Henüz başkan olmadığı, üye bulunduğu sırada bir ilçeye izinsiz verici koymuşuz diye incelemeye gelen Davut Dursun'a ta o dönemde, "Siz yerel televizyonların bir ilçede küçük bir verici koymasıyla uğraştığınız kadar neden uydu üzerinden kaçak yayın yapan ve her yere ulaşan ,erotik dahil her tür içerik yayınlayan kaçak tv lerle uğraşmıyor,onların yayınlarına engel olmuyorsunuz, adalet bu mu?" diye sorduğumda , Dursun'un cevabı ilginçti; "Sen kendi işlerinde uğraş!" Ve ondan sonra başkan olan Davut Dursun kuruluşumuza , bu tartışmamız yüzünden bizlere karşı yapmadığını bırakmadı.(Neyse bu dönemi uzun uzun yazacağım ileri ki günlerde)

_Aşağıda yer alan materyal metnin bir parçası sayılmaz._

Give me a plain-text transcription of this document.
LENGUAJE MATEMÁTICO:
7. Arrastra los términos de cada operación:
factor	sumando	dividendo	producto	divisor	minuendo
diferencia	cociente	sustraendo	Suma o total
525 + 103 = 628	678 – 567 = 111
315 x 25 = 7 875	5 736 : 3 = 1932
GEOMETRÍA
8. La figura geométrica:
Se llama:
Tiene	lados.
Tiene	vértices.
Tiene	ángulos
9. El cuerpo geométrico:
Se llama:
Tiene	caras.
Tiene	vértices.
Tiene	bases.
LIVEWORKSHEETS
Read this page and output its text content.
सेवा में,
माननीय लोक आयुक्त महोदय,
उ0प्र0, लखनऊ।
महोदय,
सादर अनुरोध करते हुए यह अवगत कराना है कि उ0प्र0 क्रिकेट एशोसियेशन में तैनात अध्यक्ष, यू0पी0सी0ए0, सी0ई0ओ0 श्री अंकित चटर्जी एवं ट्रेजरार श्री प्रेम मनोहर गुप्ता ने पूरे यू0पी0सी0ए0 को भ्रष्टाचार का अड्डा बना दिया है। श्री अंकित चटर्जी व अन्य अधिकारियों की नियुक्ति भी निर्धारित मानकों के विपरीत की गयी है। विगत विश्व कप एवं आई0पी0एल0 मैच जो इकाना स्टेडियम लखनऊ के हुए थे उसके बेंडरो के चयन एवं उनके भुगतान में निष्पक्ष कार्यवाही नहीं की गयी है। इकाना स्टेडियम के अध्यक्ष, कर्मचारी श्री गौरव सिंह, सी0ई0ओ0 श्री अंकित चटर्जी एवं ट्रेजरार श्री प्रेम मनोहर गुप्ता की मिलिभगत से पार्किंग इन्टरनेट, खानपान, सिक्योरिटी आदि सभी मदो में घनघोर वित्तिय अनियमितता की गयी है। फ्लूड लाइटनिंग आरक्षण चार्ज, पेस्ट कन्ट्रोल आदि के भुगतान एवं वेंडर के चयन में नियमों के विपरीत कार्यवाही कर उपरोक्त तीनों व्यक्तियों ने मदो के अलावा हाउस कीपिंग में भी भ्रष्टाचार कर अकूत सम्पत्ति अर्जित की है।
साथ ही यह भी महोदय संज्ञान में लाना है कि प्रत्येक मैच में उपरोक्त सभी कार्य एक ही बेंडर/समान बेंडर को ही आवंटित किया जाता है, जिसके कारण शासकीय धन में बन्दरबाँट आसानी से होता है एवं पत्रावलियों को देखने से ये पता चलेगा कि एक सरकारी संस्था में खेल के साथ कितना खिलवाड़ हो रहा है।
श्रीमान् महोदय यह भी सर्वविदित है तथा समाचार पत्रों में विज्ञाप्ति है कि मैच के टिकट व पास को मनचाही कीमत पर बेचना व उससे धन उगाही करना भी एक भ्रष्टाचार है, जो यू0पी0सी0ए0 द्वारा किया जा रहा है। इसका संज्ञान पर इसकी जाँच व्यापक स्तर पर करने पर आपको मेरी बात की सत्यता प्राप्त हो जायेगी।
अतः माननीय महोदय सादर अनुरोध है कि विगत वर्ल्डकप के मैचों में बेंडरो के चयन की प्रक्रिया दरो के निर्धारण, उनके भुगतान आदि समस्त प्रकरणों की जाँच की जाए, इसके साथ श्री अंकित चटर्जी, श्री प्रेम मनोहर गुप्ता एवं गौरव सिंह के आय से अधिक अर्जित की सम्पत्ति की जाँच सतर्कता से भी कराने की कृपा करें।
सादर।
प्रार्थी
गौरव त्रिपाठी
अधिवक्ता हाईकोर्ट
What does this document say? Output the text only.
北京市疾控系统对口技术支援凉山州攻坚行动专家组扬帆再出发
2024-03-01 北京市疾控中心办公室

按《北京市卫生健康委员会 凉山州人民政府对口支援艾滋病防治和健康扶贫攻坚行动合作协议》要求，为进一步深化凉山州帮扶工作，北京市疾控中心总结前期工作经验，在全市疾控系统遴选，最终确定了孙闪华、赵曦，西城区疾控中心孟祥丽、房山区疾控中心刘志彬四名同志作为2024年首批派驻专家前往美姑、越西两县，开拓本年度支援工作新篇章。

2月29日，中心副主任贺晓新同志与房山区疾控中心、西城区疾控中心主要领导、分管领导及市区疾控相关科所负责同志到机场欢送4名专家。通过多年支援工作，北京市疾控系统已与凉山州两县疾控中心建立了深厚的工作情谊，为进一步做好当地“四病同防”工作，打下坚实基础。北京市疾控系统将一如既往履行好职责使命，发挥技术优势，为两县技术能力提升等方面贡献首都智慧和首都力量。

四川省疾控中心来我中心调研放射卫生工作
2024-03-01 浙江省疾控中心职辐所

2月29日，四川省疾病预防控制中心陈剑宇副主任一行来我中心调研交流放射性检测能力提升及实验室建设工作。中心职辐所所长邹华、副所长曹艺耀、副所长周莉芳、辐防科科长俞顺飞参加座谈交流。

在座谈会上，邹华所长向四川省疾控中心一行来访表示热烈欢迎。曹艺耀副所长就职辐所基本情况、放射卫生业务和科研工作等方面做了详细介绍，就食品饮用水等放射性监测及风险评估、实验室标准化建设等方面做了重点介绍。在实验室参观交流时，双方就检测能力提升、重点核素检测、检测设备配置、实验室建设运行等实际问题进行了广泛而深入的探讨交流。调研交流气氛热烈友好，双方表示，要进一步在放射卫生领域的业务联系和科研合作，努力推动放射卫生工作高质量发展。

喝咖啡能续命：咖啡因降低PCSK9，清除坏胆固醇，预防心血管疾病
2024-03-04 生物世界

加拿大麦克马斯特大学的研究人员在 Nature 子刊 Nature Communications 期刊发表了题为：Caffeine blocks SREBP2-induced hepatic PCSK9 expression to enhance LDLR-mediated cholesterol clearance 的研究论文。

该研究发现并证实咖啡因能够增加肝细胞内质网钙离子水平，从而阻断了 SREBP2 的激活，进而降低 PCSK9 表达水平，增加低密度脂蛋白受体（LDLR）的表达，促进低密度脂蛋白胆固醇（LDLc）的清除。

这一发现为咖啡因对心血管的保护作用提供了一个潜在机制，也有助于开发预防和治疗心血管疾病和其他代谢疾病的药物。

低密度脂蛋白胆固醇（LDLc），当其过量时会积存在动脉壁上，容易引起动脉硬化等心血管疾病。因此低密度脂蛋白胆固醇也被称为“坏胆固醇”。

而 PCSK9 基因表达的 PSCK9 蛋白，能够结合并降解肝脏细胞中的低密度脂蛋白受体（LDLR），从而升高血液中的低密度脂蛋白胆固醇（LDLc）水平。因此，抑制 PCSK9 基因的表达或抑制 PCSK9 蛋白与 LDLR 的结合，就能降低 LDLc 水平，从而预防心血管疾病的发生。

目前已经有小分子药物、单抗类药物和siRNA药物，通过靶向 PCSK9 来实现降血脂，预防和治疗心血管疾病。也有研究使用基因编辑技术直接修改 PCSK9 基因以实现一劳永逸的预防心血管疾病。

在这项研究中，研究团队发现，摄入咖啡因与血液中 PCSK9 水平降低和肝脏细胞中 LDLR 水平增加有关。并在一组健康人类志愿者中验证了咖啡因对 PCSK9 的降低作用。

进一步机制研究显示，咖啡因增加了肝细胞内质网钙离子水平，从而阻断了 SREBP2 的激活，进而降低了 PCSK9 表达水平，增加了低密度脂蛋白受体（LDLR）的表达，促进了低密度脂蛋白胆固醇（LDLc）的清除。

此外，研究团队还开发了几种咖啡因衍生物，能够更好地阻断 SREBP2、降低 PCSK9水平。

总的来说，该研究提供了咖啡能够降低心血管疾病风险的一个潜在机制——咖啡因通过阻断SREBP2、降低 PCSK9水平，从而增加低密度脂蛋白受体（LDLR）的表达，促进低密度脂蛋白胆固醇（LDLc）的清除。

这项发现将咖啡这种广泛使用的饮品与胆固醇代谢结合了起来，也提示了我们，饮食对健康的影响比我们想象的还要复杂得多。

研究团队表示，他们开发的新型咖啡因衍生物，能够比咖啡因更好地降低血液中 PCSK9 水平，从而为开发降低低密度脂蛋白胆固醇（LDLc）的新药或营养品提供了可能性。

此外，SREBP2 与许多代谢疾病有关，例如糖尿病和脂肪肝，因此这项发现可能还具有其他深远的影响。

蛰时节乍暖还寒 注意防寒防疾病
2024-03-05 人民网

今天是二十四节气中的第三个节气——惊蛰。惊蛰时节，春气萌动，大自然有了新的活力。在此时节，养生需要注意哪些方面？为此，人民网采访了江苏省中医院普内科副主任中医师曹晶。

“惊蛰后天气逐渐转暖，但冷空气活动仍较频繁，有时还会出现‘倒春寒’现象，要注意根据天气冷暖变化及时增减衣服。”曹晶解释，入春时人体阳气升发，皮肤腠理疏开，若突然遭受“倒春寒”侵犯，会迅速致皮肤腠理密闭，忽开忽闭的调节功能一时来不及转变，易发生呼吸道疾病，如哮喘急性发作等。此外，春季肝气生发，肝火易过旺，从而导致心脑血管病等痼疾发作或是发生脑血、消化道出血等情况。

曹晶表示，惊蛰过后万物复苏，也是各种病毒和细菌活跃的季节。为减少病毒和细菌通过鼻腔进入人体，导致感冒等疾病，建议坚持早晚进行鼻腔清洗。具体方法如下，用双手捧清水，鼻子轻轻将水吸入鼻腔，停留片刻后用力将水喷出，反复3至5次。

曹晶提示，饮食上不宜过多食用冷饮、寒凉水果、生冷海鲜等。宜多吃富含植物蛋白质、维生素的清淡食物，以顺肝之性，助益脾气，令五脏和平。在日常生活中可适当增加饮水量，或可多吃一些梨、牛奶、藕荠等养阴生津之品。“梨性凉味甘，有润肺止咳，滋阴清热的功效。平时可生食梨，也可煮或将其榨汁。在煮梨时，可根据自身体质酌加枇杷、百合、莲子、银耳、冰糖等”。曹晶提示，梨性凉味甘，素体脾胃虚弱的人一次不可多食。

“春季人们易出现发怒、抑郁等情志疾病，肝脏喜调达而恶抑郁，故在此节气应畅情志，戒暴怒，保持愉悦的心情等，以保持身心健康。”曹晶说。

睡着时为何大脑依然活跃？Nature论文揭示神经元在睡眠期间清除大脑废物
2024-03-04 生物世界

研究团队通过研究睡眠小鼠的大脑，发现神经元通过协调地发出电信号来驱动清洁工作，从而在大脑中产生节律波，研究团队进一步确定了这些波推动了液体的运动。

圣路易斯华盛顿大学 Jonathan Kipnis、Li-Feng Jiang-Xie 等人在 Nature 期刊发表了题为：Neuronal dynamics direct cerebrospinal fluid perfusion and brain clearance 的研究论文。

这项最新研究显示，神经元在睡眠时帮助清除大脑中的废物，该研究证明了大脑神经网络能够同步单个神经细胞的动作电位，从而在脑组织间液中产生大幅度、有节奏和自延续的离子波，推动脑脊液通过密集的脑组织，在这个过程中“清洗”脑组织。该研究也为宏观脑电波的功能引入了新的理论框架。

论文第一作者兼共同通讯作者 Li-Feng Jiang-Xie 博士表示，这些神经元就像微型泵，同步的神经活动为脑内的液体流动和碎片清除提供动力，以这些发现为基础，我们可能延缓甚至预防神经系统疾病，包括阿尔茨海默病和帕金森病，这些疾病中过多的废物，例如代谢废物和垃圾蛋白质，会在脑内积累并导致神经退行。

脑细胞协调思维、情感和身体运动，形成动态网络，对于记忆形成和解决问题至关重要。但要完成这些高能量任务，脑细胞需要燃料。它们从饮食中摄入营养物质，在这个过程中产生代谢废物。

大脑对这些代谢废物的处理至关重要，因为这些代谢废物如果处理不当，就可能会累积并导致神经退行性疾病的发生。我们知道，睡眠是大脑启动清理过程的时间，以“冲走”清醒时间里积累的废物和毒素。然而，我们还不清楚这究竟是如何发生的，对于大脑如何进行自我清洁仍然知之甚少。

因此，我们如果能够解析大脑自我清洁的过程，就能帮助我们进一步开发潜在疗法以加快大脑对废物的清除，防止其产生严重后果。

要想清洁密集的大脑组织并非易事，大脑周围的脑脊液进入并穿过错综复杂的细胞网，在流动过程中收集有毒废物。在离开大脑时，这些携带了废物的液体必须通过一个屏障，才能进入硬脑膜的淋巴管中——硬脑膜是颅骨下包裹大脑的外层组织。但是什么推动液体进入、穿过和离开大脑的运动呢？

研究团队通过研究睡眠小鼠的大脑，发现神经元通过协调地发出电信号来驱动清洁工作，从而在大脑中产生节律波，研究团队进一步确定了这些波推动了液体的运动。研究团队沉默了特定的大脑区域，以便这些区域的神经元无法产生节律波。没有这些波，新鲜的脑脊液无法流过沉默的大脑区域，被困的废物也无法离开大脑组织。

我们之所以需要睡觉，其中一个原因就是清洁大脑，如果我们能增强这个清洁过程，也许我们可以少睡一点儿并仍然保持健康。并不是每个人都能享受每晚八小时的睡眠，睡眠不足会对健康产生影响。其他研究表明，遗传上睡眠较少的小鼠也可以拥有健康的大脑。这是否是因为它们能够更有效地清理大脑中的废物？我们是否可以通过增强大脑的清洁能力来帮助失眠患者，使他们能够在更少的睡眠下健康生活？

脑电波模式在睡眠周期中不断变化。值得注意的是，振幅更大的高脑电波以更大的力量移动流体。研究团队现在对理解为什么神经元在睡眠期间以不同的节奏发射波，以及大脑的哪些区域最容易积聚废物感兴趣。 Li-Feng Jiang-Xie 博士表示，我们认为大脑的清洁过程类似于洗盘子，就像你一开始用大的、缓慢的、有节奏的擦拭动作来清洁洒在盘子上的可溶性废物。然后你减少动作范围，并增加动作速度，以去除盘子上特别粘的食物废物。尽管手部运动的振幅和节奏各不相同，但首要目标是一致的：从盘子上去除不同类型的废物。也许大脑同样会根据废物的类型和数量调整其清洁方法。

Geçmişte yaşananları yakından bilen biri olarak vurgulamak isterim ki, uydu üzerinden yapılmış, yapılmakta olan yayınları geriye dönük olarak inceleyip, kimlerin hangi lisansla, ne tür yayın yaptıklarının, lisansız, erotik yayınlara kimlerin izin verdiğinin ortaya çıkarılması gereklidir.

TÜRKSAT yaptığı yayınları kaydetmiş olmalıdır ve geriye yönelik olarak TÜRKSAT kayıtları incelendiğinde kimlerin, hangi kurallar çerçevesinde, kimlerden onay alarak yayına çıkarıldıkları, kaçak yayınlarının neye dayanarak devam ettirildiği ortaya çıkartılabilir.

Eğer bunlar ortaya çıkarılırsa, lisanssız oldukları için onca şikayetler sonucu zar zor göstermelik şekilde RTÜK tarafından kapatma kararı alınan ve karar yazısı ellerine ulaşmadan kaçak tv lerin logo isimlerinde değişiklik yaparak aynı kaçak yayınları sürdürmesine imkan tanıyan ve bu platformların yayın lisanslarının kimlerin, hangi gerekçeyle iptal etmemiş olduklarını öğrenmiş olacağız.

Tabi bunları öğrenmeden önce de bu kuruluşların nasıl platform lisansı aldıkları da ayrı bir inceleme konusu olmalıdır. Mutlaka bu konuda da aydınlatılması gerekli şeyler vardır.

GÖZ YUMULAN KAÇAK YAYINCILIĞIN AVANTAJLARI

Kaçak, lisanssız yayıncıların her hangi bir şirketi yoktur. Şirketi olanlar ise fason şirketlerle işlerini yürütmektedirler. O nedenle yaptıkları yayınlardan sorumlu tutulamamaktadırlar. Bunların bazıları yurt dışını adres gösterdikleri için mahkemeler yurt dışında yürütülmek durumundadır ve orada da muhataplıktan sonuç alabilmek mümkün değildir.

Bunların yayınlarının Türkçe olması ve yasalara göre Türkiye'ye yönelik Türkçe yayın yapmaları nedeniyle RTÜK lisanslı yayın yapmaları zorunludur. Bu şarta uymayan platformlara herhangi bir cezai müeyyide uygulanmadığı gibi TÜRKSAT'ta lisans sorumluluğunu kendinde görmeyip bu konuda RTÜK'ten sonuç beklemektedir. 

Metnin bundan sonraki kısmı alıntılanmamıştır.